Kuure S, Cebrian C, Machingo Q, Lu BC, Chi X, Hyink D, D'Agati V, Gurniak C, Witke W, Costantini F - PLoS Genet. (2010)

Bottom Line: The actin depolymerizing factors (ADFs) play important roles in several cellular processes that require cytoskeletal rearrangements, such as cell migration, but little is known about the in vivo functions of ADFs in developmental events like branching morphogenesis.Lack of Cfl1 and Dstn in the UB causes accumulation of filamentous actin, disruption of normal epithelial organization, and defects in cell migration.The results indicate that ADF activity, provided by either cofilin1 or destrin, is essential in UB epithelial cells for normal growth and branching.

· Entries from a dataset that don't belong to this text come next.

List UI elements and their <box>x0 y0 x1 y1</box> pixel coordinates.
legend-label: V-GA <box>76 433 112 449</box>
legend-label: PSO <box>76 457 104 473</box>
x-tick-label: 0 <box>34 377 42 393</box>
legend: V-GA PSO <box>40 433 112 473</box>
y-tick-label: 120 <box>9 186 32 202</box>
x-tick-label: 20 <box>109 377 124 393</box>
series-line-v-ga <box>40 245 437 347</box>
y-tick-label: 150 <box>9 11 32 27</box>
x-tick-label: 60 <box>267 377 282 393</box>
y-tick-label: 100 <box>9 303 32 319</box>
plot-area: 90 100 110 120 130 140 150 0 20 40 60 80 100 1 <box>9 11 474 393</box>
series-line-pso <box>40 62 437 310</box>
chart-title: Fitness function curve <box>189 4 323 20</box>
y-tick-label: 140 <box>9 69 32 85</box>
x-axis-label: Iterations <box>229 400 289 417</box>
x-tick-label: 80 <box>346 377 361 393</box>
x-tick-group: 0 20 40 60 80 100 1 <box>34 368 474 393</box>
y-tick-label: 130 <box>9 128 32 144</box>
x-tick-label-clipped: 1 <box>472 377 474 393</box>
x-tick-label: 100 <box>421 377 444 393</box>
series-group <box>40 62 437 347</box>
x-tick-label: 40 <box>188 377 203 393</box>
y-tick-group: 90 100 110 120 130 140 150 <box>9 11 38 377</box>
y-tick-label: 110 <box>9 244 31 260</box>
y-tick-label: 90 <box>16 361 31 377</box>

View Article: PubMed Central - PubMed

Affiliation: Department of Genetics and Development, Columbia University Medical Center, New York, New York, United States of America.

ABSTRACT
The actin depolymerizing factors (ADFs) play important roles in several cellular processes that require cytoskeletal rearrangements, such as cell migration, but little is known about the in vivo functions of ADFs in developmental events like branching morphogenesis. While the molecular control of ureteric bud (UB) branching during kidney development has been extensively studied, the detailed cellular events underlying this process remain poorly understood. To gain insight into the role of actin cytoskeletal dynamics during renal branching morphogenesis, we studied the functional requirements for the closely related ADFs cofilin1 (Cfl1) and destrin (Dstn) during mouse development. Either deletion of Cfl1 in UB epithelium or an inactivating mutation in Dstn has no effect on renal morphogenesis, but simultaneous lack of both genes arrests branching morphogenesis at an early stage, revealing considerable functional overlap between cofilin1 and destrin. Lack of Cfl1 and Dstn in the UB causes accumulation of filamentous actin, disruption of normal epithelial organization, and defects in cell migration. Animals with less severe combinations of mutant Cfl1 and Dstn alleles, which retain one wild-type Cfl1 or Dstn allele, display abnormalities including ureter duplication, renal hypoplasia, and abnormal kidney shape. The results indicate that ADF activity, provided by either cofilin1 or destrin, is essential in UB epithelial cells for normal growth and branching.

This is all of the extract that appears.